Medicaid prescription transparency lauded, but Yost still has questions

August 26, 2018

The Ohio Department of Medicaid says a new plan will bring the greatest transparency in the country to its managed-care programs.

But Ohio Auditor Dave Yost — also a staunch advocate of government transparency, especially involving Medicaid — is opposed to its immediate implementation.

Why tap the brakes? In short, it's a complicated system, Yost said, and he wants to make sure that the state's move to a new process doesn't increase costs.

After questions from The Dispatch and the legislature, the Medicaid department announced this month that it would seek new contracts for work currently being done by pharmacy benefit managers CVS Caremark and OptumRx to handle $2.5 billion in annual prescription drug business.

At an event touting his expansion of Medicaid to an additional 653,000 Ohioans, Gov. John Kasich said last week that his administration's managed-care system has controlled costs. But he acknowledged that there's still work to be done.

“We know we have an issue with rising pharmaceutical costs," he said. "We’ve known this for a while. That’s why we’re going to this new model on the PBMs. But that’s only part of it, because why are some of these costs going up so high? We have to think about that, because that’s the single biggest growing cost in the Medicaid program.”

The administration's move came after a Dispatch analysis showed that the companies were billing taxpayers for far more than they were paying pharmacies for drugs. A subsequent analysis by the Medicaid department set that figure at $224 million a yearmore than triple the rate that the consultant who did the analysis said the companies should have been charging.

Those amounts don't include rebates and other money CVS Caremark and OptumRx are extracting from manufacturers, which by contract are kept secret.

They also don't include fees the pharmacy benefit managers charge pharmacies. Those affect the net pay that pharmacies receive for serving Medicaid patients, but like so much else in the current Medicaid drug-pricing scheme, they're hidden behind a veil of secrecy.

"We are requiring a 100 percent transparent pass-through payment model," he said. "All PBM revenue streams will be transparent to the (managed-care plans) and Ohio Medicaid."

So the Medicaid department is promising unprecedented transparency, but how will it make sure the PBMs don't figure out ways to make taxpayer money on the side?

"We have a strong oversight system already established within our managed-care contracts — which includes thorough data reviews, fines and other penalties for violations of the agreement," Betti said. "Over the course of the next few months, we will be reviewing the process carefully to ensure the highest level of transparency for the greater good of the public."

For Yost, the goal of transparency is laudable, but on Friday he said there's too much that's not yet known to commit to scrapping the existing system by Jan. 1. He did, however, back away from his admonition that the state should wait until March before making any changes.

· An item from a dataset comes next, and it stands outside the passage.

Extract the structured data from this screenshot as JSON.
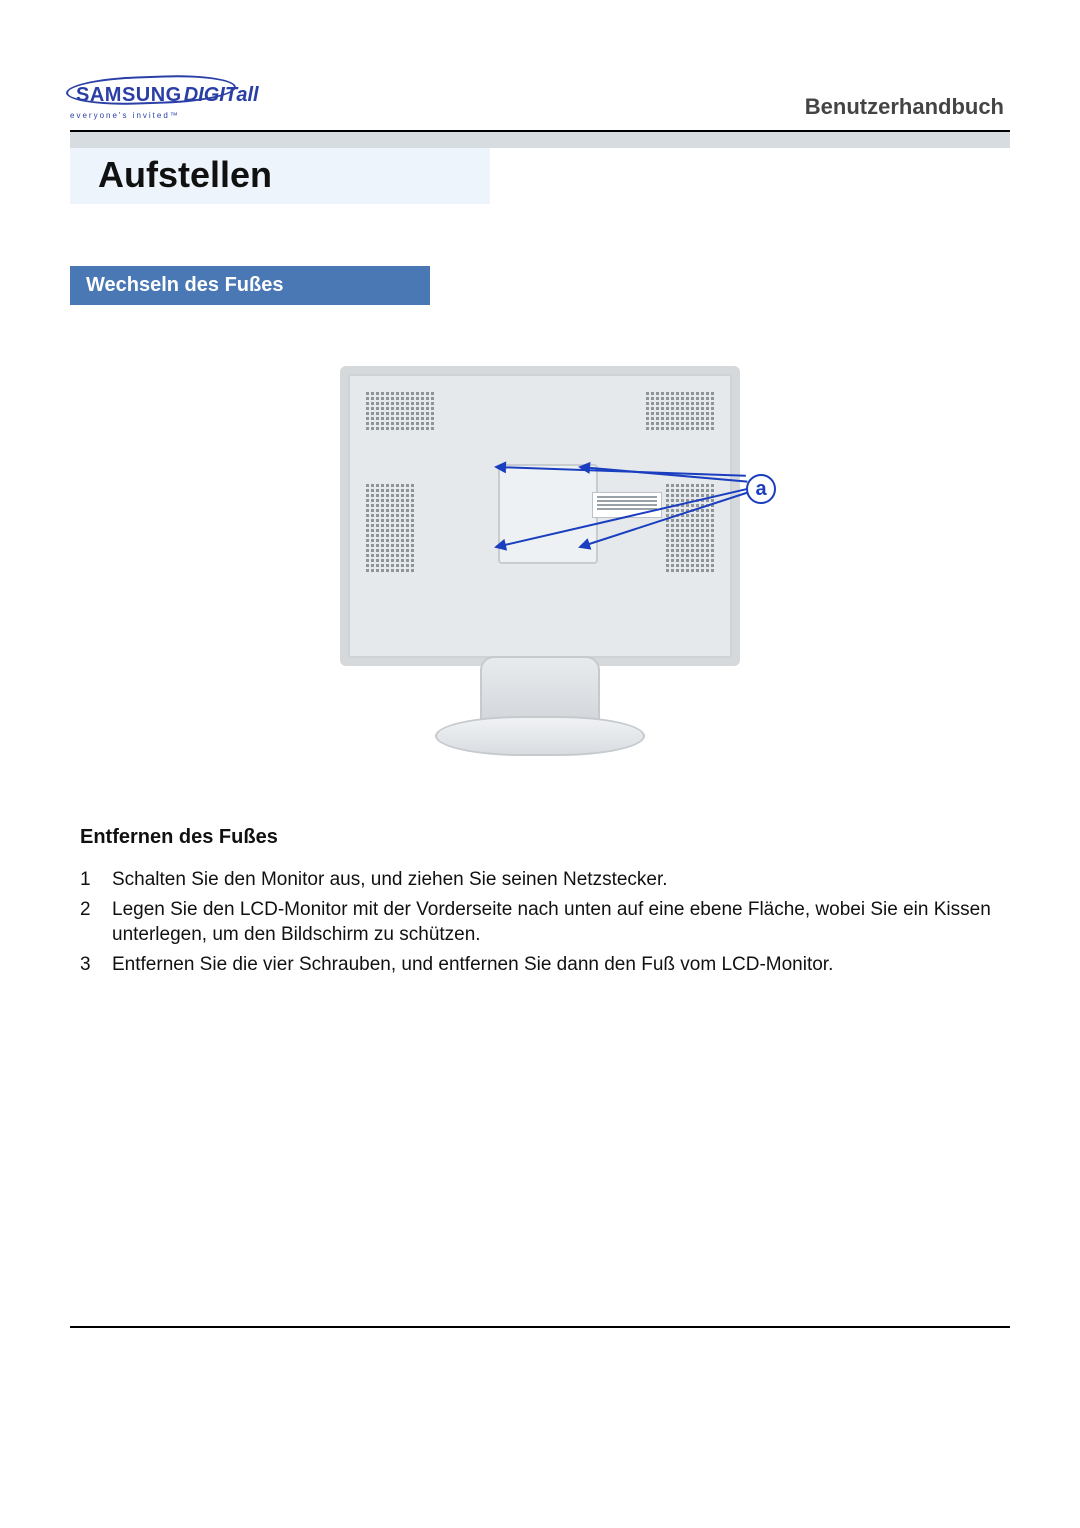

"There's nothing magic" about that, he said. "But until we better understand this, we shouldn't make a decision we don't know the impacts of. This is how we did (the current, opaque pricing system) in the first place."

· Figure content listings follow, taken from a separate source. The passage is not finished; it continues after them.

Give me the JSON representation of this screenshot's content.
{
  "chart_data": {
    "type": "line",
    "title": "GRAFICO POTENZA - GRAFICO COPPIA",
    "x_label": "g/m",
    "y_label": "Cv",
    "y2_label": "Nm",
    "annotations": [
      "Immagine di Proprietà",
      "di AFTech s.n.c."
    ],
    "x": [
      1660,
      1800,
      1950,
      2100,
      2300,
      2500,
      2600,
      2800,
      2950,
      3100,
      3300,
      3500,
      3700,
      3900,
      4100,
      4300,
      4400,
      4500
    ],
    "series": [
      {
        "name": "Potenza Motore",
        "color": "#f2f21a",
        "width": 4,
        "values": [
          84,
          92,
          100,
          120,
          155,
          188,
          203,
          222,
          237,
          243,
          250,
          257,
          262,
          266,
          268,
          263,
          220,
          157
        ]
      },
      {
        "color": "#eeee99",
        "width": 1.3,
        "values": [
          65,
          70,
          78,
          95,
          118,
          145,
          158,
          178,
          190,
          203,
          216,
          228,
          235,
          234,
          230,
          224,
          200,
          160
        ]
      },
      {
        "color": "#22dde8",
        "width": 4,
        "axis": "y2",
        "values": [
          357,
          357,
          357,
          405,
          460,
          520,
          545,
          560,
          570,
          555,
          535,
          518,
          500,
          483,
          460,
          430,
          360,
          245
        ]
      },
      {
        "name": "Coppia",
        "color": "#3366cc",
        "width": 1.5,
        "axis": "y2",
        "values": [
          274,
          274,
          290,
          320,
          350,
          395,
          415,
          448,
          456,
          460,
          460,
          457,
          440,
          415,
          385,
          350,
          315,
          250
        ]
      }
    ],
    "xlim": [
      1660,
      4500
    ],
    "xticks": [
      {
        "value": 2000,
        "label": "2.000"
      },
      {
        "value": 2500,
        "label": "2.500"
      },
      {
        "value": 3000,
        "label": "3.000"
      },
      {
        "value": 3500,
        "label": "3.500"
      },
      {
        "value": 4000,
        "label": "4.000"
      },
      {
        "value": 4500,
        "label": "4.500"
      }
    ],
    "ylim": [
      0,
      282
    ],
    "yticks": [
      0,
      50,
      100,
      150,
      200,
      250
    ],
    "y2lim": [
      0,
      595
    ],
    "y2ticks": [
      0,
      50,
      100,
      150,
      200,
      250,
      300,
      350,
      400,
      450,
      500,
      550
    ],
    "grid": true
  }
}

Yost, the Republican nominee for attorney general, also has raised concerns that the new model the Medicaid department is developing will end up costing taxpayers more than the current one. Betti countered that the department's goal is to at least be cost-neutral, but Yost said there's no guarantee of that.

"Just because you say something is going to be cost neutral doesn't make it so," he said.

So, would the Medicaid department be willing to let the auditor's office participate as it designs its new, totally transparent model?

"The Department of Medicaid appreciates our partnership with the auditor of state and his office’s statutory role in Medicaid’s program integrity ensuring taxpayer dollars are allocated appropriately," Betti said.

For his part, Yost said his office can participate, but its role has to be limited.

"We can help in analyzing things, but we can't participate in the design," he said.